There are no signs the situation is improving so the company is scaling back efforts to boost sales on exchanges, including marketing and agent commissions, the CEO said.

Although UnitedHealth is nation's largest health insurer by revenue, it is a relatively small player on the government health plan marketplaces. Hemsley says the company is taking a hard line about the future, and refusing to subsidize a market that is not sustaining itself.

"We are evaluating the viability of the insurance exchange product category for us and will determine during the first half of 2016 the extent to which we can continue to serve the public exchange markets in 2017," Hemsley said.
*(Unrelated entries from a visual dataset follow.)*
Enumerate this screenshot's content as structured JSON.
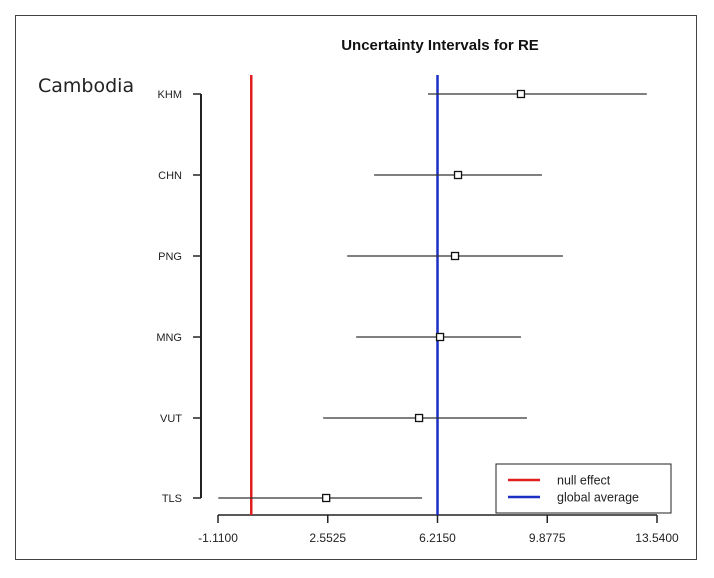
{
  "overlay_label": "Cambodia",
  "chart_data": {
    "type": "interval",
    "title": "Uncertainty Intervals for RE",
    "xlim": [
      -1.11,
      13.54
    ],
    "x_ticks": [
      "-1.1100",
      "2.5525",
      "6.2150",
      "9.8775",
      "13.5400"
    ],
    "x_tick_values": [
      -1.11,
      2.5525,
      6.215,
      9.8775,
      13.54
    ],
    "series": [
      {
        "label": "KHM",
        "low": 5.9,
        "point": 9.0,
        "high": 13.2
      },
      {
        "label": "CHN",
        "low": 4.1,
        "point": 6.9,
        "high": 9.7
      },
      {
        "label": "PNG",
        "low": 3.2,
        "point": 6.8,
        "high": 10.4
      },
      {
        "label": "MNG",
        "low": 3.5,
        "point": 6.3,
        "high": 9.0
      },
      {
        "label": "VUT",
        "low": 2.4,
        "point": 5.6,
        "high": 9.2
      },
      {
        "label": "TLS",
        "low": -1.1,
        "point": 2.5,
        "high": 5.7
      }
    ],
    "reference_lines": [
      {
        "name": "null effect",
        "x": 0.0,
        "color": "#e01e1e"
      },
      {
        "name": "global average",
        "x": 6.215,
        "color": "#1c2fc4"
      }
    ],
    "legend": {
      "position": "bottom-right",
      "entries": [
        "null effect",
        "global average"
      ]
    }
  }
}
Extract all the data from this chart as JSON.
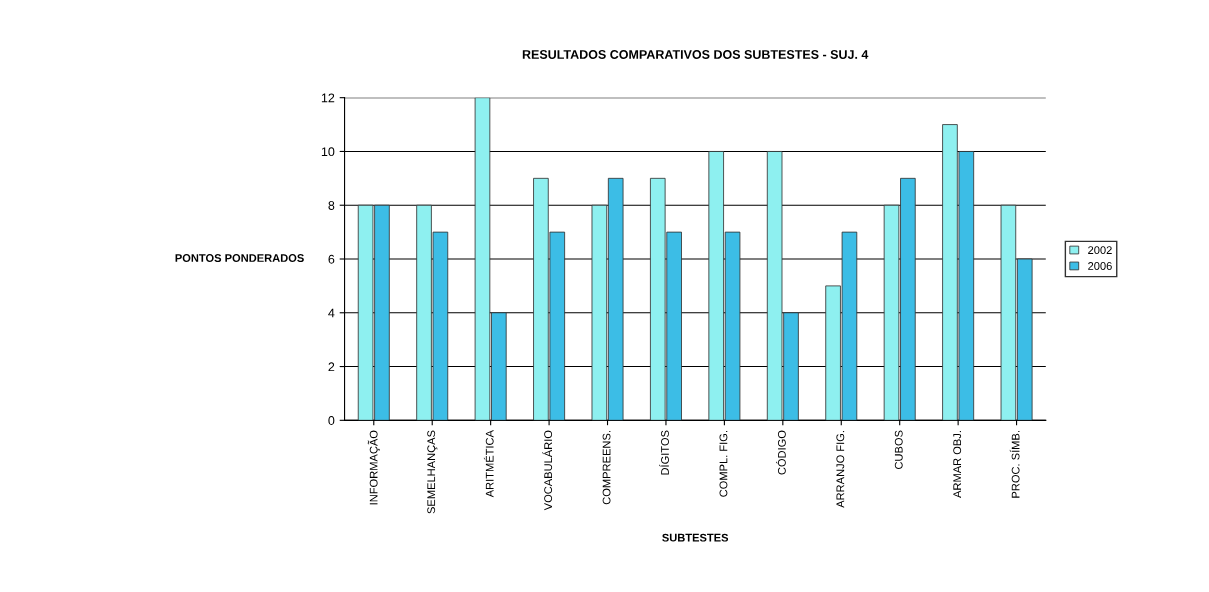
{
  "chart_data": {
    "type": "bar",
    "title": "RESULTADOS COMPARATIVOS DOS SUBTESTES - SUJ. 4",
    "xlabel": "SUBTESTES",
    "ylabel": "PONTOS PONDERADOS",
    "categories": [
      "INFORMAÇÃO",
      "SEMELHANÇAS",
      "ARITMÉTICA",
      "VOCABULÁRIO",
      "COMPREENS.",
      "DÍGITOS",
      "COMPL. FIG.",
      "CÓDIGO",
      "ARRANJO FIG.",
      "CUBOS",
      "ARMAR OBJ.",
      "PROC. SÍMB."
    ],
    "series": [
      {
        "name": "2002",
        "color": "#8ef0f0",
        "values": [
          8,
          8,
          12,
          9,
          8,
          9,
          10,
          10,
          5,
          8,
          11,
          8
        ]
      },
      {
        "name": "2006",
        "color": "#3cbde6",
        "values": [
          8,
          7,
          4,
          7,
          9,
          7,
          7,
          4,
          7,
          9,
          10,
          6
        ]
      }
    ],
    "ylim": [
      0,
      12
    ],
    "yticks": [
      0,
      2,
      4,
      6,
      8,
      10,
      12
    ],
    "grid": "y",
    "legend": "right"
  }
}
Thrivent Asset Management Analyst David Heupel says investors never welcome a projected drop in earnings, but exchanges are only a small portion of UnitedHealth's portfolio. He says investors would likely cheer if the company abandoned exchanges altogether.

Heupel says what may be more significant than UnitedHealth's loss is the judgement that being on exchanges is a losing proposition with no sign of sustainability in sight.

"It could shape how this product will develop over the next several years and certainly highlights the fact that, I think, some things need to change for the viability of these exchanges to really continue," Heupel said.

University of Minnesota Health Policy and Management Professor Jean Abraham says UnitedHealth's frank assessment of doing business on public exchanges will attract policy makers' attention.

"A very important national insurer in the United States has now publicly stated that they're very concerned about the long-term feasibility of their participation on the exchanges," Abraham said.

Abraham says that could spur policy makers to take a hard look at what could be done to make exchanges more viable. But UnitedHealth's judgment also gives the Affordable Care Act's many critics more ammunition in their effort to scuttle it.